Lucero de lobos

El lucero de los lobos, de acero hirviente, reina en la noche vigía del sueño del monte. Resplandece la armadura del guerrero que viene, camina por la senda en el caballo de nieve, gotea la luna sobre el metal con resplandores de leche.

Baja el caballero errante de su montura con la armadura abollada en el pecho reluciente, con el yelmo roto en la cruz de su frente. El caballero se descubre la melena de negra malla, con pálidas hebras que la luna reconoce. Camina solitario entre la hierba que le envuelve, camina muy derecho con el orgullo latente, con los ojos fríos que miran el lago que poco a poco le previene. Primero le muestra su rostro, rostro de hombre tenue, luego destella en su superficie el vientre de oscura grieta junto a la funda de olorosa muerte. Se arrodilla el caballero ante al agua solemne, desenfunda su espada, aguja de azogue.

-¡Dama del lago! –musita el doliente- Escucha mi ruego, negro y paciente. No busco la gloria, no busco la opulencia ni el poder perentorio; yo no quiero ni reinos ni oro. Yo busco tu gesto, busco tu voz. ¡Unge mi yelmo! ¡Unge mi rostro! Tres marcas llevo que manchan mi faz, la una en la mequilla de sangre coagulada, la otra en la frente de tierra tumular, la última en la oreja, arrullo de agua y de sal. ¡Dama del lago!

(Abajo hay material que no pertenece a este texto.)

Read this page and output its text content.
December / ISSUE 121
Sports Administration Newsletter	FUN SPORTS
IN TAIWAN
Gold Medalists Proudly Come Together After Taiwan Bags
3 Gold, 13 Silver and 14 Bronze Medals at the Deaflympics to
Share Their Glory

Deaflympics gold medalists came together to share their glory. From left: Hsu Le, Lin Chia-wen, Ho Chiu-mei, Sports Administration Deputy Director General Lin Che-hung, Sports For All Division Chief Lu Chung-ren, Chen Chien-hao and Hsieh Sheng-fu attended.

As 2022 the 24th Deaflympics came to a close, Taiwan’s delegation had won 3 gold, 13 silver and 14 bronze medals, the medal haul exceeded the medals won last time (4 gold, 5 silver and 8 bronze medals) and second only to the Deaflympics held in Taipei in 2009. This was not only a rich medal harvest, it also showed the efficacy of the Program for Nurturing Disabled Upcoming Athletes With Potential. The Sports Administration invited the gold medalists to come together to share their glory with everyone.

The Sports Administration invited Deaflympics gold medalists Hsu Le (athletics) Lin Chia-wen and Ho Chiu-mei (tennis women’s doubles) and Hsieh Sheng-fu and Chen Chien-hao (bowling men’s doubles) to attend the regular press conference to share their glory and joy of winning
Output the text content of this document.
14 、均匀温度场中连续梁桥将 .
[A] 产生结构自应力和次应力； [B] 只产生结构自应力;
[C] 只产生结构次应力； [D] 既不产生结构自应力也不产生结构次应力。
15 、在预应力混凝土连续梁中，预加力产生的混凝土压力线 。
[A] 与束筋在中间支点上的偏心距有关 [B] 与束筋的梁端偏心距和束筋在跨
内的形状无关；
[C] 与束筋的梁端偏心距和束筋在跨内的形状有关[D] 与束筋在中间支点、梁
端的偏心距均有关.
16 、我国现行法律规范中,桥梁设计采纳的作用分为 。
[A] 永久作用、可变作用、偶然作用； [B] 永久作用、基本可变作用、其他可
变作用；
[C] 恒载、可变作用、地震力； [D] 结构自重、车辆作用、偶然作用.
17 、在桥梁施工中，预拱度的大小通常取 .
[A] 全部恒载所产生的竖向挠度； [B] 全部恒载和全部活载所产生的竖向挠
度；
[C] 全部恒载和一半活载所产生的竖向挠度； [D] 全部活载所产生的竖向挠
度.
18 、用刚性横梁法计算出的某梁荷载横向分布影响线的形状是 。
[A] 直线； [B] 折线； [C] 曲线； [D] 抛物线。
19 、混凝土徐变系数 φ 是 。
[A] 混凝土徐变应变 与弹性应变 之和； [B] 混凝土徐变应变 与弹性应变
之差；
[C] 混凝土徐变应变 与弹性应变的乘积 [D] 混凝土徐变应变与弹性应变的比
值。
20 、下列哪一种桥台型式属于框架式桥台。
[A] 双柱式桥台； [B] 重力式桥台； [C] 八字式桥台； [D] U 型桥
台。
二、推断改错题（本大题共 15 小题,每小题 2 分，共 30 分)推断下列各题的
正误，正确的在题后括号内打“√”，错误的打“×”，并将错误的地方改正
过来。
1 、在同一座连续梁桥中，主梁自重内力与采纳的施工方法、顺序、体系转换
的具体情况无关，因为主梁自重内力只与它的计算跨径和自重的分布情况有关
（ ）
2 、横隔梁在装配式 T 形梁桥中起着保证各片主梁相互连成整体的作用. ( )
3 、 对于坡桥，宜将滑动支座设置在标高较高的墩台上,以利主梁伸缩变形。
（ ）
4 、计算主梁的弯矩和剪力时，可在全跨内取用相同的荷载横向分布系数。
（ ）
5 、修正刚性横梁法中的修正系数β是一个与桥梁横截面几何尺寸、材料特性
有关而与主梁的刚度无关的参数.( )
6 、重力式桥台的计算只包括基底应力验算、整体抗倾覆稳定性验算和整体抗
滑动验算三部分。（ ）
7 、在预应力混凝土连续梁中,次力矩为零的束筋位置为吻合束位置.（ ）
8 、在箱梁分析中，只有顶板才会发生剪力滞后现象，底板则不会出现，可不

El lucero de lobos escucha la oración, se estremece en el agua y desciende ante el espejo para besarse la cara. La argéntea mirada se diluye en vapor y surge de la superficie un cuerpo de mujer que brilla desde su interior. Lleva los cabellos de algas que le adornan las relucientes piedras, los ojos de plata iluminan la escena, su piel y su carne de agua está hecho, no corre en ella peces pero sí se escucha el rumor del arrollo.

-Caballero galante, con Dios te quedes –dice la dama del lago con voz de nocturna brisa-. Tus bellas palabras mi corazón enardece, el agua se ha calentado y la noche un poco más decrece. Caballero errante, tu petición te ennoblece, te unjo el yelmo con mi toque, te unjo el rostro con mi gesto. Que la primera mancha no te preocupe, poco a poco esa marca se reblandece, se lava en mis aguas y desaparece; la tierra última que te marchitaba la frente ya ha desaparecido, sólo que aún no lo sientes; la última de todas, la que en el oído entiendes, esa es tuya para siempre.

El caballero cruzado con seriedad asiente, le recorren los ojos lagrimas calientes, baja la cabeza pero finalmente niega dos veces. Su voz esta vez es un poco más tenue:

-¡Dama del lago! Niña de las últimas nieves, que en tu nacimiento ya pura eres, que rápidamente juegas en los riscos y los salientes. Mil gracias te doy por cada uno de tus roces, mil gracias más por tu mera aparición. Soy ignorante y apenas algo sé, pero en mi modestia no entiendo la mácula postrera que me dejas. Es un arrullo como de abejas, que siento día y noche y me agrada tanto como mi corazón lo teme. Dime, hija de ninfas, lo que ocurre y que yo no sé.

La dama asiente triste dos veces, sonríe con sus rayos de luna y muestra su reflejo al hombre que ora:

-Este eres tú, caballero entre cipreses. ¿No ves el yelmo mellado que en la cara también se siente? ¿No aprecias tu pecho amado acribillado por los aguijones? ¿No ves en el vientre un hueco del que te mana pronta la roja simiente? ¡Pobre caballero mío! ¡Niño ya sin bienes! Hay lejos una esposa que te llora en su baranda, unas niñas que te lloran en su cama y una madre que te llora cerca de la tumba de tu padre. ¡Caballero galante! Mi alma un adiós te ofrece, tú ya descansas en un río, rodeado de claveles, tu espada te acompaña, vengadora en su afán, tu frente ya esta limpia, sólo queda llorar.

El lucero de los lobos, de acero hirviente, reina en la noche vigía del sueño del monte. Resplandece la armadura del guerrero que viene, le arrastra la fría agua hacia su tumba de mar y de peces, gotea la luna sobre el metal con resplandores de leche.